Kenneth Cooper for sugar, fat and sodium." The snack is a mix of
Cheetos, Doritos, Rold Gold pretzels, SmartFood popcorn, Cap'n
Crunch cereal and M&M-like candy. "See what we're up against?"
laments Brownell, who is director of the Yale Center for Eating
and Weight Disorders. "This is being promoted as a healthy
product? No wonder people are confused."
For Nestle (rhymes with wrestle), Brownell and a handful of other
researchers and clinicians, the fight to control America's
obesity epidemic has become more than a scientific quest for new
data and better ways to help individual patients battle the
bulge. It has become a crusade to change the way Americans live.
The nation's landscape, they argue, is littered with junk food
masquerading as health food, candy and candylike cereals
featuring kids' favorite cartoon characters and toylike
packaging, schools that shamelessly hawk soft drinks and snack
foods, and multimillion-dollar advertising campaigns to promote
such unwholesome products.

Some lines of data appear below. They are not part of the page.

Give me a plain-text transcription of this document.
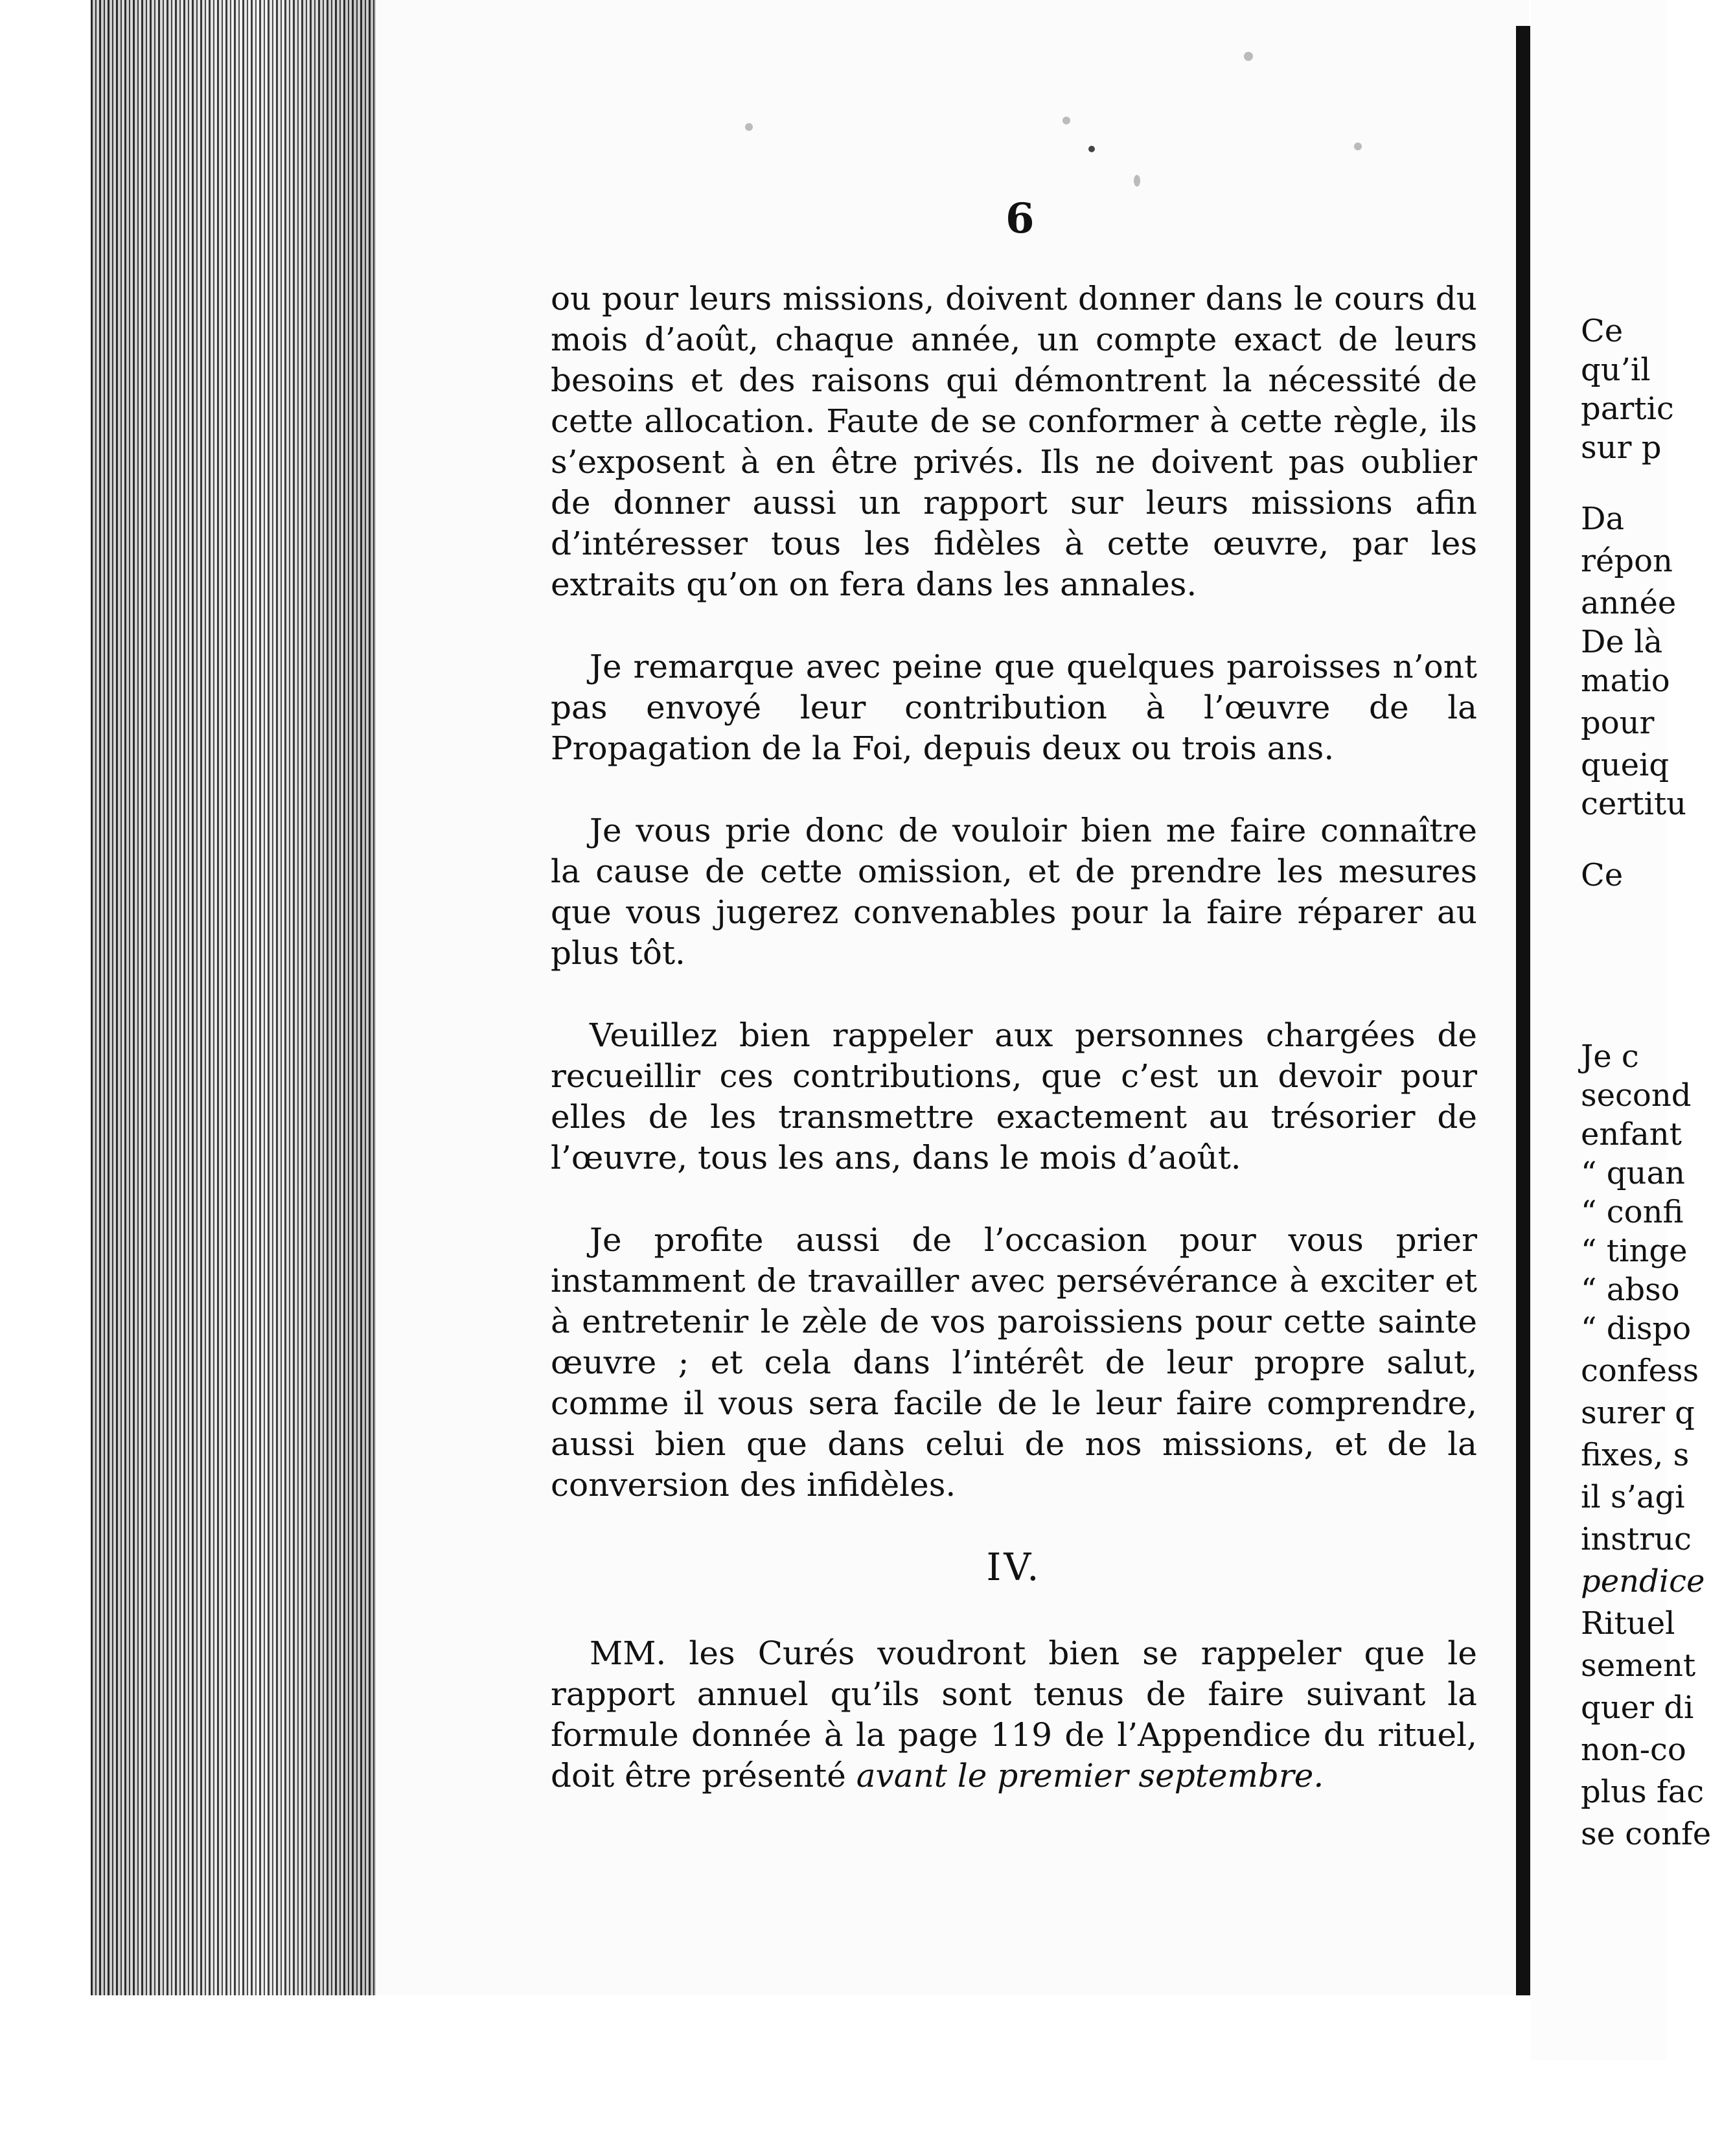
6

ou pour leurs missions, doivent donner dans le cours du mois d’août, chaque année, un compte exact de leurs besoins et des raisons qui démontrent la nécessité de cette allocation. Faute de se conformer à cette règle, ils s’exposent à en être privés. Ils ne doivent pas oublier de donner aussi un rapport sur leurs missions afin d’intéresser tous les fidèles à cette œuvre, par les extraits qu’on on fera dans les annales.

Je remarque avec peine que quelques paroisses n’ont pas envoyé leur contribution à l’œuvre de la Propagation de la Foi, depuis deux ou trois ans.

Je vous prie donc de vouloir bien me faire connaître la cause de cette omission, et de prendre les mesures que vous jugerez convenables pour la faire réparer au plus tôt.

Veuillez bien rappeler aux personnes chargées de recueillir ces contributions, que c’est un devoir pour elles de les transmettre exactement au trésorier de l’œuvre, tous les ans, dans le mois d’août.

Je profite aussi de l’occasion pour vous prier instamment de travailler avec persévérance à exciter et à entretenir le zèle de vos paroissiens pour cette sainte œuvre ; et cela dans l’intérêt de leur propre salut, comme il vous sera facile de le leur faire comprendre, aussi bien que dans celui de nos missions, et de la conversion des infidèles.

IV.

MM. les Curés voudront bien se rappeler que le rapport annuel qu’ils sont tenus de faire suivant la formule donnée à la page 119 de l’Appendice du rituel, doit être présenté avant le premier septembre.

Ce
qu’il
partic
sur p
Da
répon
année
De là
matio
pour
queiq
certitu
Ce
Je c
second
enfant
“ quan
“ confi
“ tinge
“ abso
“ dispo
confess
surer q
fixes, s
il s’agi
instruc
pendice
Rituel
sement
quer di
non-co
plus fac
se confe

Schools, in particular, "have become
nutritional disaster areas," says Dr. David Ludwig, a Harvard
pediatrician who directs the obesity program at Children's
Hospital Boston. Experts like Ludwig and Brownell are equally
worried about what's missing from the landscape: sidewalks and
bike paths; neighborhoods with safe, accessible parks and stores
you can walk to; daily physical-education classes in public
schools; and staircases in office buildings. "We've created
environments that are hostile to physical activity," says
psychologist James Sallis, director of the Active Living Research
Program at San Diego State University.
Working in their individual fieldsnutrition, psychology,
pediatricseach of these scientists has concluded that it is
simply too difficult for Americans to stand up to the many forces
that propel them to eat too much and move too little. For
decades, they say, the country has seen obesity as a personal
problem to be solved by each overweight individual waging a
lonely war to trim pounds on the diet du jour. While it's true
that we are each responsible for what we put in our own mouth,
they note that the personal-responsibility approach has been a
big, fat flop. In the past 30 years, the percentage of Americans
who are overweight has ballooned from 48% to 65%. The percentage
of children who are overweight has tripled, from 5% to 15%, and
another 15% are considered borderline.
While biology and personal habits play an undeniable role,
there's abundant evidence that environmental factors loom large
in the obesity rate. Brownell likes to point to studies of
immigrants from low-obesity countries such as India, Somalia and
Japan. "When people move to countries where there is more
obesity, they tend to gain weight," he notes. "Did they suddenly
become less responsible when they moved?" More likely, they are
responding to their new environment's cues to eat more calories
and be less active. After years of trying to help obese patients
lose weight in the land of the fat, says Brownell, "it became
clear to me that there was this disastrous environment that
almost guaranteed an obese population and something had to be
done about it. That's when science became advocacy."